Elijah : Nous avons beaucoup de chansons qui résonnent avec l’actualité. Nous avons écrit à ce sujet depuis un long moment, en particulier Elbee depuis notre rencontre au lycée. C’est une occasion d’apporter une perspective similaire à ce que nous écrivons depuis toujours sur cette situation et aussi de pointer le facteur temporel : la situation est toujours la même après tant d’années. Elbee a aussi ce morceau appelé Possessed qui relate son histoire personnelle, étant harcelé pour aucune raison valable en bas de son immeuble.
“Être confiné a fait que personne ne pouvait éviter le mouvement Black Lives Matter.”
Pensez-vous que le confinement a fait que beaucoup de personnes se sont intéressé au mouvement Black Lives Matter ?
Bari : Je pense oui. Être confiné a fait que personne ne pouvait éviter la question. Tout le monde est sur les réseaux sociaux, tout le monde a pu voir ce qu'il s’est passé, il n’y avait aucune échappatoire à la vision des meurtres commis. Il n’y a aucune raison de ne pas reconnaître qu’il y a un problème.
Elijah : Les réseaux sociaux jouent un grand rôle en ça et je pense qu’il est important que les gens soient informés de ce qu’il se passe sur le plan politique et social dans le monde. En tant que musiciens, nous parlons des abus que nous subissons au sein de la communauté noire. La technologie nous permet aujourd’hui de capturer en images ces abus. Les réseaux sociaux sont devenus un vecteur de parole, sans cela beaucoup de gens n’aurait pas une voix collective forte.
En tant que producteurs, vous travaillez avec des artistes tels que Princess Nokia, Mac Miller, Domo Genesis ou encore Theophilus London. Vous n’êtes pas non plus en reste en tant que musiciens, avec des tournées aux côtés les deux reines de la soul américaine Jill Scott et Erykah Badu ! Que retenez-vous de ces rencontres ?

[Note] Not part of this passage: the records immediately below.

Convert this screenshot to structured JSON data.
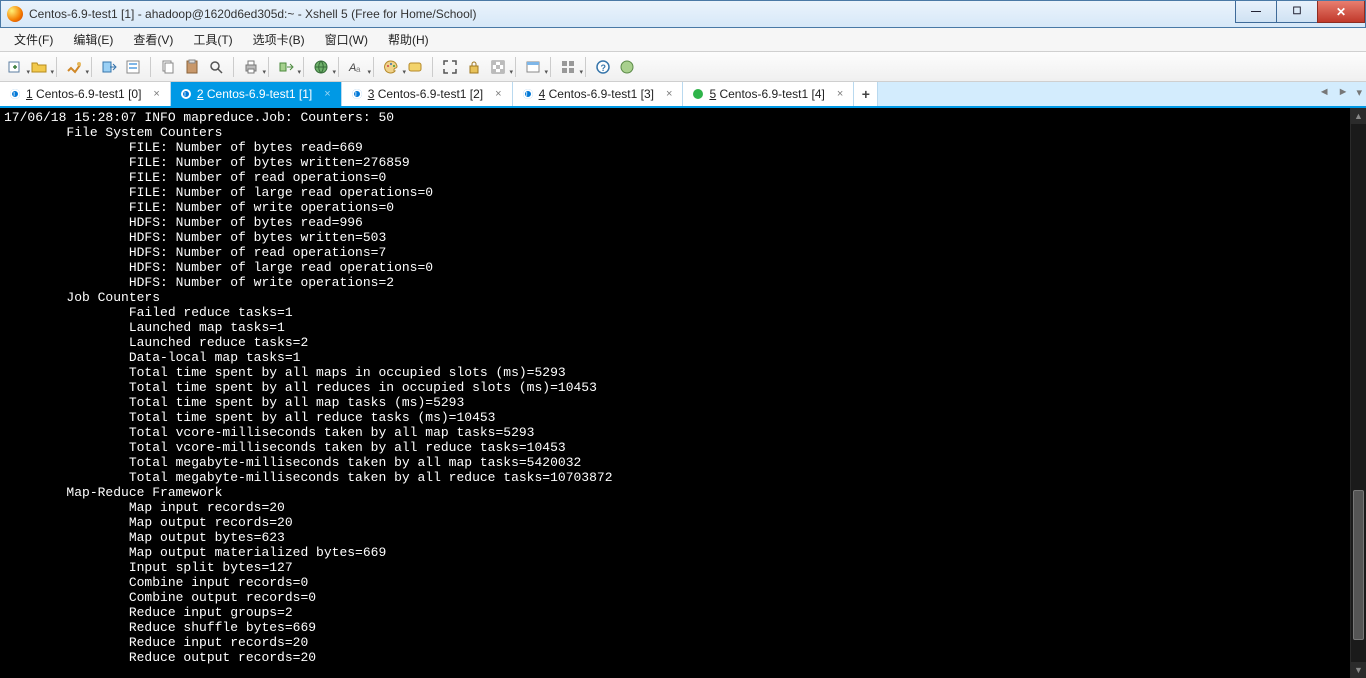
{
  "window": {
    "title": "Centos-6.9-test1 [1] - ahadoop@1620d6ed305d:~ - Xshell 5 (Free for Home/School)"
  },
  "menu": {
    "file": "文件(F)",
    "edit": "编辑(E)",
    "view": "查看(V)",
    "tools": "工具(T)",
    "tabs": "选项卡(B)",
    "window": "窗口(W)",
    "help": "帮助(H)"
  },
  "tabs": [
    {
      "indicator": "info",
      "num": "1",
      "label": "Centos-6.9-test1 [0]"
    },
    {
      "indicator": "info",
      "num": "2",
      "label": "Centos-6.9-test1 [1]",
      "active": true
    },
    {
      "indicator": "info",
      "num": "3",
      "label": "Centos-6.9-test1 [2]"
    },
    {
      "indicator": "info",
      "num": "4",
      "label": "Centos-6.9-test1 [3]"
    },
    {
      "indicator": "green",
      "num": "5",
      "label": "Centos-6.9-test1 [4]"
    }
  ],
  "terminal": "17/06/18 15:28:07 INFO mapreduce.Job: Counters: 50\n        File System Counters\n                FILE: Number of bytes read=669\n                FILE: Number of bytes written=276859\n                FILE: Number of read operations=0\n                FILE: Number of large read operations=0\n                FILE: Number of write operations=0\n                HDFS: Number of bytes read=996\n                HDFS: Number of bytes written=503\n                HDFS: Number of read operations=7\n                HDFS: Number of large read operations=0\n                HDFS: Number of write operations=2\n        Job Counters \n                Failed reduce tasks=1\n                Launched map tasks=1\n                Launched reduce tasks=2\n                Data-local map tasks=1\n                Total time spent by all maps in occupied slots (ms)=5293\n                Total time spent by all reduces in occupied slots (ms)=10453\n                Total time spent by all map tasks (ms)=5293\n                Total time spent by all reduce tasks (ms)=10453\n                Total vcore-milliseconds taken by all map tasks=5293\n                Total vcore-milliseconds taken by all reduce tasks=10453\n                Total megabyte-milliseconds taken by all map tasks=5420032\n                Total megabyte-milliseconds taken by all reduce tasks=10703872\n        Map-Reduce Framework\n                Map input records=20\n                Map output records=20\n                Map output bytes=623\n                Map output materialized bytes=669\n                Input split bytes=127\n                Combine input records=0\n                Combine output records=0\n                Reduce input groups=2\n                Reduce shuffle bytes=669\n                Reduce input records=20\n                Reduce output records=20"
}
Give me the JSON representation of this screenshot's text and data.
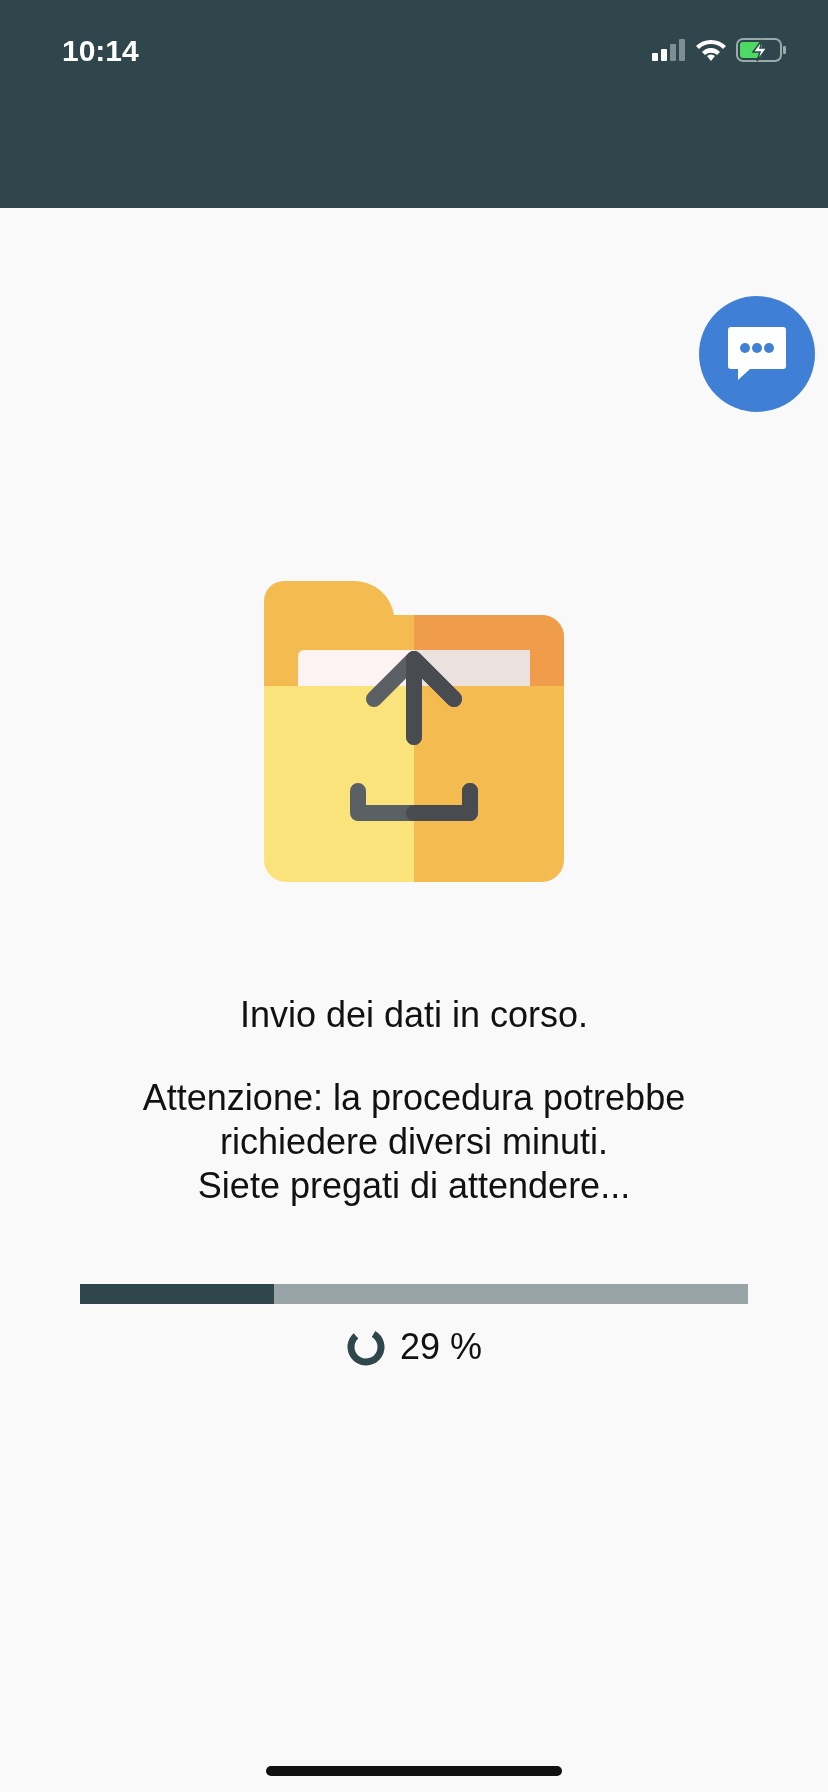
{
  "status_bar": {
    "time": "10:14",
    "charging": true
  },
  "message": {
    "title": "Invio dei dati in corso.",
    "notice_lines": [
      "Attenzione: la procedura potrebbe",
      "richiedere diversi minuti.",
      "Siete pregati di attendere..."
    ]
  },
  "progress": {
    "level": 0.29,
    "reading": "29 %"
  }
}
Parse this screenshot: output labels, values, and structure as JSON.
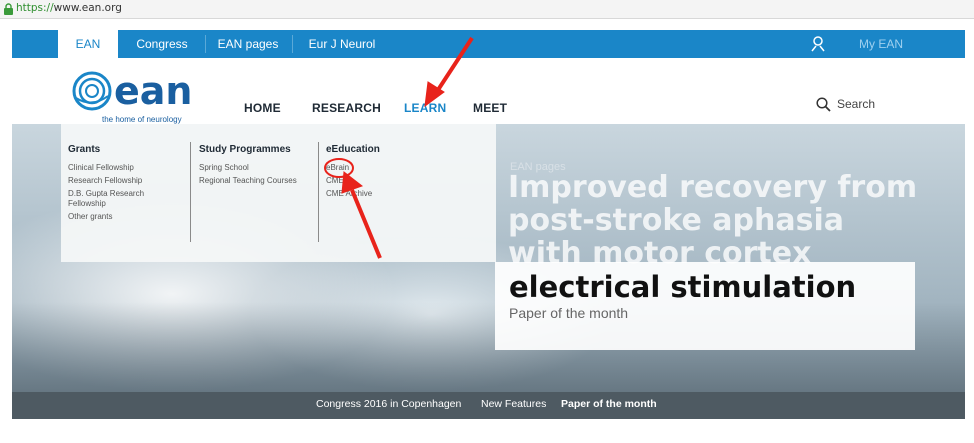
{
  "browser": {
    "url_scheme": "https://",
    "url_rest": "www.ean.org"
  },
  "topnav": {
    "tabs": [
      "EAN",
      "Congress",
      "EAN pages",
      "Eur J Neurol"
    ],
    "my_ean": "My EAN"
  },
  "header": {
    "logo_text": "ean",
    "tagline": "the home of neurology",
    "nav": [
      "HOME",
      "RESEARCH",
      "LEARN",
      "MEET"
    ],
    "active_nav": "LEARN",
    "search_label": "Search"
  },
  "dropdown": {
    "columns": [
      {
        "heading": "Grants",
        "items": [
          "Clinical Fellowship",
          "Research Fellowship",
          "D.B. Gupta Research Fellowship",
          "Other grants"
        ]
      },
      {
        "heading": "Study Programmes",
        "items": [
          "Spring School",
          "Regional Teaching Courses"
        ]
      },
      {
        "heading": "eEducation",
        "items": [
          "eBrain",
          "CME",
          "CME Archive"
        ]
      }
    ]
  },
  "hero": {
    "kicker": "EAN pages",
    "title_lines": [
      "Improved recovery from",
      "post-stroke aphasia",
      "with motor cortex"
    ],
    "card_title": "electrical stimulation",
    "card_subtitle": "Paper of the month"
  },
  "strip": {
    "links": [
      "Congress 2016 in Copenhagen",
      "New Features",
      "Paper of the month"
    ]
  },
  "colors": {
    "brand_blue": "#1a86c8",
    "annotation_red": "#e8231b"
  }
}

Elijah : Tout d’abord qu’Erykah et Jill sentent très bons. Nous avons suivi Erykah dans quelques-unes de ses tournées, c’est une bénédiction d’être présents sur ses projets. C’est une personne de nature très maternelle et que nous fait nous sentir inclus dans son travail. Je me souviens d’un concert à Virginia Beach, en Virginie, pour lequel elle avait organisé une rencontre en fin de show. Nous y étions. Elle est ensuite retournée dans sa loge aux côtés de Pusha T. Maffyuu voulait absolument une photo avec elle, alors lui, moi et un ami commun sommes entrés dans sa loge sans réfléchir, malgré le garde du corps à l’entrée, pour quémander une photo en tremblotant. Pendant ce temps elle avait déjà donné son accord à la sécurité pour nous laisser entrer ! [rires]
Maffyuu : C’est tout elle ! Elle aurait très bien pu faire le show avec nous, puis partir seule dans sa loge, mais elle nous a accueillie avec plaisir. A chaque fois que nous la croisons, nous lui lançons un “salut tata, comment tu vas ?” et elle nous répond “ça va, vous mangez assez ?” Une personne chaleureuse et très maternelle.
Le septième album de Phony Ppl prévu pour 2020.